Further progress spearheaded by brave and dutiful psychonauts in professional practice, underground social circles, and beyond has steadily illuminated the psychological and pharmacological nuances of many psychedelic drugs, revealing that they’re in fact highly safe and effective treatments for Post-Traumatic Stress Disorder (PTSD), suicidality, depression, anxiety, addiction, Fibromyalgia, various chronic inflammatory diseases, and more. Tireless efforts across decades of clinical trials using psychedelics such as cannabinoids, MDMA, ketamine, and psilocybin have paved the way to their current or imminent approval by the US Food and Drug Administration (FDA).
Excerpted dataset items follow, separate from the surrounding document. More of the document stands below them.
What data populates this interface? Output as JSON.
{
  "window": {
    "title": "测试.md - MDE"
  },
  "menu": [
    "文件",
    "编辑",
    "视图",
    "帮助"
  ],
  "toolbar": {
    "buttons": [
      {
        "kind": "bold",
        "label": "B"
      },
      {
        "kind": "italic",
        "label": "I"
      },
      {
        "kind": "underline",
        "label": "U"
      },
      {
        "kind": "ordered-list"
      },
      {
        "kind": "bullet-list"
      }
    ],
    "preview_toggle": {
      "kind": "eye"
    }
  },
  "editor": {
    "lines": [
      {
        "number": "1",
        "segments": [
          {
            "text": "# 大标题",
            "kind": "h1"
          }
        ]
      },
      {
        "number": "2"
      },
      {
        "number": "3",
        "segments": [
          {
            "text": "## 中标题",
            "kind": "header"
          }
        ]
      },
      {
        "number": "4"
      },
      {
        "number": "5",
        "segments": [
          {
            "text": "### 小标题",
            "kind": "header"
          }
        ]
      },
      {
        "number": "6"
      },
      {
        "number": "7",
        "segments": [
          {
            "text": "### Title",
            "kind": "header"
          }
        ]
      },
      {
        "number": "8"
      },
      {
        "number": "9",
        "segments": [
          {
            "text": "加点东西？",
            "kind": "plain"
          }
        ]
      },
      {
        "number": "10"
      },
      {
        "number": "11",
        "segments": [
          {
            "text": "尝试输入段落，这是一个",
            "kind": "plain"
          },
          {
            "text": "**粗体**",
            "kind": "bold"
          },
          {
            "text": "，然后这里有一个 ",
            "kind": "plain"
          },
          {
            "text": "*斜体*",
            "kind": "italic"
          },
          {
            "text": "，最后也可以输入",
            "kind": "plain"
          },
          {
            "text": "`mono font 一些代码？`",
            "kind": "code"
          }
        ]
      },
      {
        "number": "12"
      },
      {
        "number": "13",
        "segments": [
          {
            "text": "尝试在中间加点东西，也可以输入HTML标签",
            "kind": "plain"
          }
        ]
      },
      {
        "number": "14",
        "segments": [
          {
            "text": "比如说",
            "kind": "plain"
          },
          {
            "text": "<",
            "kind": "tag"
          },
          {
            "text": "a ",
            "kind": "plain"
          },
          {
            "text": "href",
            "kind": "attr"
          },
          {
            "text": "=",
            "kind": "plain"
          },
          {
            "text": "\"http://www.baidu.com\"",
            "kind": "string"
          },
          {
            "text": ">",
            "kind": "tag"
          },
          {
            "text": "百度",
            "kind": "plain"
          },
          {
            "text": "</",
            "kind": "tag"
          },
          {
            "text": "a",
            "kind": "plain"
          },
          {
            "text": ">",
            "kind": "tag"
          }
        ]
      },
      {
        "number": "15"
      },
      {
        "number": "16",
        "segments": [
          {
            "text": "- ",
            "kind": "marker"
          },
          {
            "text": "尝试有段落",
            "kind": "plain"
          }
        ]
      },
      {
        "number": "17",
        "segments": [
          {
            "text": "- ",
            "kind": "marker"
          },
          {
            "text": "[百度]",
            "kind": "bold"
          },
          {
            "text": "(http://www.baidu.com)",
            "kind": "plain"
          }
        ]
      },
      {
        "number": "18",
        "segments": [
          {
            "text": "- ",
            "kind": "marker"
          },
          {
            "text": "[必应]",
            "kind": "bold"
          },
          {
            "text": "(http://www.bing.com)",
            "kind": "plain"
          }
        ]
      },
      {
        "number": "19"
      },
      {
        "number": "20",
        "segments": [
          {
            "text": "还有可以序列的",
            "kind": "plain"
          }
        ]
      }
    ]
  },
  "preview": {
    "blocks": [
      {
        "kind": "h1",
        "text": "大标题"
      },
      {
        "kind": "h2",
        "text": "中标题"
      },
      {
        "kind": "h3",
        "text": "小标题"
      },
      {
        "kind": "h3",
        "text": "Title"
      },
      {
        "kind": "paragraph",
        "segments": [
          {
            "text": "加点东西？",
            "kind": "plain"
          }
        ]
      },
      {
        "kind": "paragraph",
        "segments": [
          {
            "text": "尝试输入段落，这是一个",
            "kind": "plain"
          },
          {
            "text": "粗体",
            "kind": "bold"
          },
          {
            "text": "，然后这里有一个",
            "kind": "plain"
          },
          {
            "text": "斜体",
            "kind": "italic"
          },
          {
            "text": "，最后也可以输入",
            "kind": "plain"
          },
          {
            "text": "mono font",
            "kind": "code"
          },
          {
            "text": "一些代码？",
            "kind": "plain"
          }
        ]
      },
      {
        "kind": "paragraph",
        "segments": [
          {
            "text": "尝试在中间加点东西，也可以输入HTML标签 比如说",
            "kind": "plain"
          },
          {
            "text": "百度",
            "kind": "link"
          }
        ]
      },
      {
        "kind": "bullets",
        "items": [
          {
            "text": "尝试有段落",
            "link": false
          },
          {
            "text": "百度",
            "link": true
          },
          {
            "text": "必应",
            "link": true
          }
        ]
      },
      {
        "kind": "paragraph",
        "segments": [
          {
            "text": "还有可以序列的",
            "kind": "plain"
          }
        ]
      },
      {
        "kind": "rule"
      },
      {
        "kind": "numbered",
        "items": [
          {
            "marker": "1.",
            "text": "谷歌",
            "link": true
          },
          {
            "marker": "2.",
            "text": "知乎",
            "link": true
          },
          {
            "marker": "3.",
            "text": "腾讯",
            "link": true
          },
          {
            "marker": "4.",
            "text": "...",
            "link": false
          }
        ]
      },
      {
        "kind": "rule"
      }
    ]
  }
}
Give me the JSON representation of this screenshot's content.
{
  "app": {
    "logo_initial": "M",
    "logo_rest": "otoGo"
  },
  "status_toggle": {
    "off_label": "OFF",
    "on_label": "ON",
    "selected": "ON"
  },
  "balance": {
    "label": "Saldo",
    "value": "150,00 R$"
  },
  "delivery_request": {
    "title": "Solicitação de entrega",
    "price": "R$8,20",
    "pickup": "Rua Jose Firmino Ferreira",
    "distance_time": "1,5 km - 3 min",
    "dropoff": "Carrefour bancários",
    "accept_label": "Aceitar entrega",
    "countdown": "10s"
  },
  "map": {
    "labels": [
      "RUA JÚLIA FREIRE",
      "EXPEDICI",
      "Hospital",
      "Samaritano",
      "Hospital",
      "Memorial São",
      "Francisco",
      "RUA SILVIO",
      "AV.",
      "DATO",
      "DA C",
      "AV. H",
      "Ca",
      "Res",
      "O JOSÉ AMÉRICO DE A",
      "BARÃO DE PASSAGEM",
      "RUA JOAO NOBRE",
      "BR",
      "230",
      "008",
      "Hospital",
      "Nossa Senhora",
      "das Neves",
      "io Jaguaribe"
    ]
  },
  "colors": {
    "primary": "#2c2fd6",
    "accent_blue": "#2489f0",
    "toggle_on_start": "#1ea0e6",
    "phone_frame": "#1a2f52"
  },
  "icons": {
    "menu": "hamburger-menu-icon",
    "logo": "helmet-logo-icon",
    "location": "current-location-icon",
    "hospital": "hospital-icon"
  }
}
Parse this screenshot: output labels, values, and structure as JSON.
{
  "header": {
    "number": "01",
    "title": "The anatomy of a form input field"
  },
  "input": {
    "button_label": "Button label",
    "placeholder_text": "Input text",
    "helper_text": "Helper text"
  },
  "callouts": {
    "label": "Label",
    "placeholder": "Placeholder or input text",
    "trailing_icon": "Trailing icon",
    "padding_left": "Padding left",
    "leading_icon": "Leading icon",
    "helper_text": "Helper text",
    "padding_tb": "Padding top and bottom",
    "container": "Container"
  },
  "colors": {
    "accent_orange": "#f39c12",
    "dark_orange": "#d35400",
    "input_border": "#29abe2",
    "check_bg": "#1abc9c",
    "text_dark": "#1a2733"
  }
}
It finally seems quite possible that psychedelic medicines previously incorrectly admonished as “psychomimetic drugs” that imitated psychosis, damaged DNA, and were toxic to the human body may soon be available as legitimate pharmaceutical compounds aiming to alleviate the suffering of millions. With the current medical and legal trajectories, it’s highly likely that sometime in the not-so-distant future, inflamed Americans in need of psychedelic therapies will be able to access them without the unnecessarily harmful (but now still-looming) threat of social, criminal, and civil persecution. As much as one author celebrates this opportunity for a modicum of much needed progress in the United States, a single question remains:

Do a handful of state-level decriminalization initiatives for some select drugs, as well as the monetization and regulation of a limited number of pharmaceutical psychedelics at the federal level truly represent a sufficiently compassionate and broad solution to remedy the innumerable and egregious offenses against American life, liberty, and the pursuit of happiness committed by the war on drugs?